The existence of two families of genes coding for hexameric glutamate dehydrogenases has been deduced from the alignment of 21 primary sequences and the determination of the percentages of similarity between each pair of proteins. Each family could also be characterized by specific motifs. One family (Family I) was composed of gdh genes from six eubacteria and six lower eukaryotes (the primitive protozoan Giardia lamblia, the green alga Chlorella sorokiniana, and several fungi and yeasts). The other one (Family II) was composed of gdh genes from two eubacteria, two archaebacteria, and five higher eukaryotes (vertebrates). Reconstruction of phylogenetic trees using several parsimony and distance methods confirmed the existence of these two families. Therefore, these results reinforced our previously proposed hypothesis that two close but already different gdh genes were present in the last common ancestor to the three Ur-kingdoms (eubacteria, archaebacteria, and eukaryotes). The branching order of the different species of Family I was found to be the same whatever the method of tree reconstruction although it varied slightly according the region analyzed. Similarly, the topological positions of eubacteria and eukaryotes of Family II were independent of the method used. However, the branching of the two archaebacteria in Family II appeared to be unexpected: (1) the thermoacidophilic Sulfolobus solfataricus was found clustered with the two eubacteria of this family both in parsimony and distance trees, a situation not predicted by either one of the contradictory trees recently proposed; and (2) the branching of the halophilic Halobacterium salinarium varied according to the method of tree construction: it was closer to the eubacteria in the maximum parsimony tree and to eukaryotes in distance trees. Therefore, whatever the actual position of the halophilic species, archaebacteria did not appear to be monophyletic in these gdh gene trees. This result questions the firmness of the presently accepted interpretation of previous protein trees which were supposed to root unambiguously the universal tree of life and place the archaebacteria in this tree.
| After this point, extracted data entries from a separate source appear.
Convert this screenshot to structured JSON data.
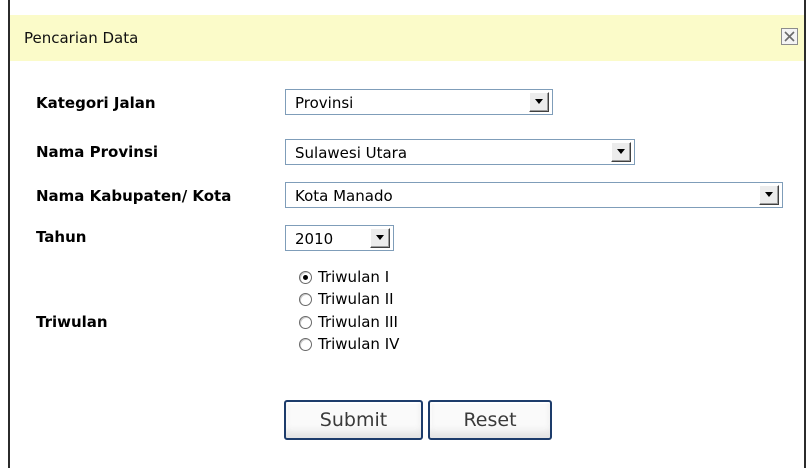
{
  "dialog": {
    "title": "Pencarian Data",
    "close_icon": "close-icon"
  },
  "form": {
    "kategori_label": "Kategori Jalan",
    "kategori_value": "Provinsi",
    "provinsi_label": "Nama Provinsi",
    "provinsi_value": "Sulawesi Utara",
    "kabupaten_label": "Nama Kabupaten/ Kota",
    "kabupaten_value": "Kota Manado",
    "tahun_label": "Tahun",
    "tahun_value": "2010",
    "triwulan_label": "Triwulan",
    "triwulan_options": [
      {
        "label": "Triwulan I",
        "selected": true
      },
      {
        "label": "Triwulan II",
        "selected": false
      },
      {
        "label": "Triwulan III",
        "selected": false
      },
      {
        "label": "Triwulan IV",
        "selected": false
      }
    ],
    "submit_label": "Submit",
    "reset_label": "Reset"
  },
  "colors": {
    "titlebar_bg": "#fbfbc9",
    "select_border": "#7f9db9",
    "button_border": "#1d3c6b"
  },
  "icons": {
    "dropdown": "chevron-down-icon",
    "close": "close-icon"
  }
}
通过对21条一级序列的比对以及对每对蛋白质之间相似性百分比的测定,推断出存在两个编码六聚体谷氨酸脱氢酶的基因家族。每个家族也可以通过特定的基序来表征。一个家族(家族I)由来自六种真细菌和六种低等真核生物(原始原生动物贾第虫、绿藻索氏小球藻以及几种真菌和酵母)的gdh基因组成。另一个家族(家族II)由来自两种真细菌、两种古细菌和五种高等真核生物(脊椎动物)的gdh基因组成。使用几种简约法和距离法重建系统发育树证实了这两个家族的存在。因此,这些结果强化了我们之前提出的假设,即在三个原界(真细菌、古细菌和真核生物)的最后一个共同祖先中存在两个相近但已不同的gdh基因。尽管根据分析区域略有不同,但无论采用何种树重建方法,家族I不同物种的分支顺序都是相同的。同样,家族II中真细菌和真核生物的拓扑位置与所使用的方法无关。然而,家族II中两种古细菌的分支情况似乎出乎意料:(1)嗜热嗜酸硫化叶菌在简约树和距离树中都与该家族的两种真细菌聚集在一起,这是最近提出的任何一个相互矛盾的树都没有预测到的情况;(2)嗜盐盐生盐杆菌的分支根据树构建方法而有所不同:在最大简约树中它更接近真细菌,而在距离树中更接近真核生物。因此,无论嗜盐物种的实际位置如何,在这些gdh基因树中古细菌似乎都不是单系的。这一结果质疑了目前对先前蛋白质树的公认解释的可靠性,这些蛋白质树本应明确地为生命的通用树确定根节点并将古细菌置于该树中。